Complete the following table with the obtained results:

| Program                 | program_2.s | program_2_a.s | program_2_b.s | program_2_c.s    |
|-------------------------|-------------|---------------|---------------|------------------|
|                         |             |               |               |                  |
| Clock cycle computation |             |               |               |                  |
| By hand                 | 966 cycles  | 935 cycles    | 876 cycles    | 557 (538) cycles |
|                         | 1140 RAW    | 1110 RAW      | 1080 RAW      | 140 (130) RAW    |
|                         | 60 STR      | 60 STR        | 60 STR        | 200 STR          |
|                         |             | 455 cycles    | 396 cycles    | 297 (288) cycles |
|                         |             | 90 RAW        | 60 RAW        | 0 RAW            |
|                         |             | 60 STR        | 60 STR        | 40 STR           |
| By simulation           | 966 cycles  | 935 cycles    | 876 cycles    | 557 (538) cycles |
|                         | 1140 RAW    | 1110 RAW      | 1080 RAW      | 140 (130) RAW    |
|                         | 60 STR      | 60 STR        | 60 STR        | 20 STR           |
|                         |             | 455 cycles    | 396 cycles    | 297 (288) cycles |
|                         |             | 90 RAW        | 60 RAW        | 0 RAW            |
|                         |             | 60 STR        | 60 STR        | 40 STR           |

Compare the results obtained in the point 1, and provide some explanation in the case the results are different.

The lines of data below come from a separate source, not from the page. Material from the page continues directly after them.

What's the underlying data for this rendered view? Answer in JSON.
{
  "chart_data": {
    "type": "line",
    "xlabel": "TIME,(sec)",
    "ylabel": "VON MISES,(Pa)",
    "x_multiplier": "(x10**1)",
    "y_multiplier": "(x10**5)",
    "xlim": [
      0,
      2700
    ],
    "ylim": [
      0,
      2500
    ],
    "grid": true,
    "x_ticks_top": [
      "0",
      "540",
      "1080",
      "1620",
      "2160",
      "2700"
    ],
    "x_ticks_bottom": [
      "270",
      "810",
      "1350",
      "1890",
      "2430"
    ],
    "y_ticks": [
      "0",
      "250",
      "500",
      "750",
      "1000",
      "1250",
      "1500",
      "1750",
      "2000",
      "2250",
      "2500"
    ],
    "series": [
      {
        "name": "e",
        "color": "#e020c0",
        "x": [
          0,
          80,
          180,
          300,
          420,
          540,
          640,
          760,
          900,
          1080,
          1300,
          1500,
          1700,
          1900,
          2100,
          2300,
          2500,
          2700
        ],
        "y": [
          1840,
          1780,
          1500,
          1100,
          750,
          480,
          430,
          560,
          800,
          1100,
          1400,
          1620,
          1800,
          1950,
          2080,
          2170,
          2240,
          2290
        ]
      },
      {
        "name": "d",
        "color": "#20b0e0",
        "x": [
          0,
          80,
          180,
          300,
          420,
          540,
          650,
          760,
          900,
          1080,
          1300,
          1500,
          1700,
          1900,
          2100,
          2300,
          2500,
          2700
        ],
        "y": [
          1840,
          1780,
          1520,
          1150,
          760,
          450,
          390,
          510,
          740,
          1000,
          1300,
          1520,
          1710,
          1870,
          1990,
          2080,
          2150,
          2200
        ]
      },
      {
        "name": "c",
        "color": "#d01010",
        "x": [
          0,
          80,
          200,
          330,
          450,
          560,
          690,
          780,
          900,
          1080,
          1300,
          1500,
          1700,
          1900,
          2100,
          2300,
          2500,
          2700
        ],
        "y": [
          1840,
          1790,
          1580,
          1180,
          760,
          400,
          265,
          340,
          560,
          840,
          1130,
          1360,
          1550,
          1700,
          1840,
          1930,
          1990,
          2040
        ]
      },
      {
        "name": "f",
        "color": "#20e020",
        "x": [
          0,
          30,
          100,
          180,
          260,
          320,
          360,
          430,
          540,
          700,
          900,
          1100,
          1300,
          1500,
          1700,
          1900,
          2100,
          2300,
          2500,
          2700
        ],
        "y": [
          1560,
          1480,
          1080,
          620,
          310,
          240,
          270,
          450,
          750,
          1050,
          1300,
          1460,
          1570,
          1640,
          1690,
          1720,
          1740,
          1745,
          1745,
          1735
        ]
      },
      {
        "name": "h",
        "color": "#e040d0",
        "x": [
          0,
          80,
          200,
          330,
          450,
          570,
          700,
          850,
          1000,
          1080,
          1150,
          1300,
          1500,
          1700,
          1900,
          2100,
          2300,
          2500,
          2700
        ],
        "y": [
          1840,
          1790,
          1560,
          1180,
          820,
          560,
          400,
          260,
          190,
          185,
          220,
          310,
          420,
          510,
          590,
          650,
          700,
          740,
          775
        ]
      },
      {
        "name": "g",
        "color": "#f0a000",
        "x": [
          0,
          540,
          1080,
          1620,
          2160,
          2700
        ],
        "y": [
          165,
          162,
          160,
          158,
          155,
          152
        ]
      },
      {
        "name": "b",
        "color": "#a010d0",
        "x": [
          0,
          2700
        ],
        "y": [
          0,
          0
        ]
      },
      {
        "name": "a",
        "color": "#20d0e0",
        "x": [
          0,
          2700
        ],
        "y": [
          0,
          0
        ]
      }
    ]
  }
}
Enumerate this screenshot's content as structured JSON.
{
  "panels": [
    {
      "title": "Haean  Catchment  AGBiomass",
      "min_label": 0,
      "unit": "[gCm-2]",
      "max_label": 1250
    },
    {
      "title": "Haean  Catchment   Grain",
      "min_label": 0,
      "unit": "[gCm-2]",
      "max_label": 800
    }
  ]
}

## **Eventual explanation:**

The WinMIPS64 simulator does not count well the structural stalls caused by the unpipelined division module: even if they are correctly identified and reported in the pipeline evolution window, they are not considered for the overall count of structural stalls. Thus, the value reported in the simulator is much lower than the one computed by hand, since the value computed by the emulator only takes into account the structural stalls caused by the store instructions.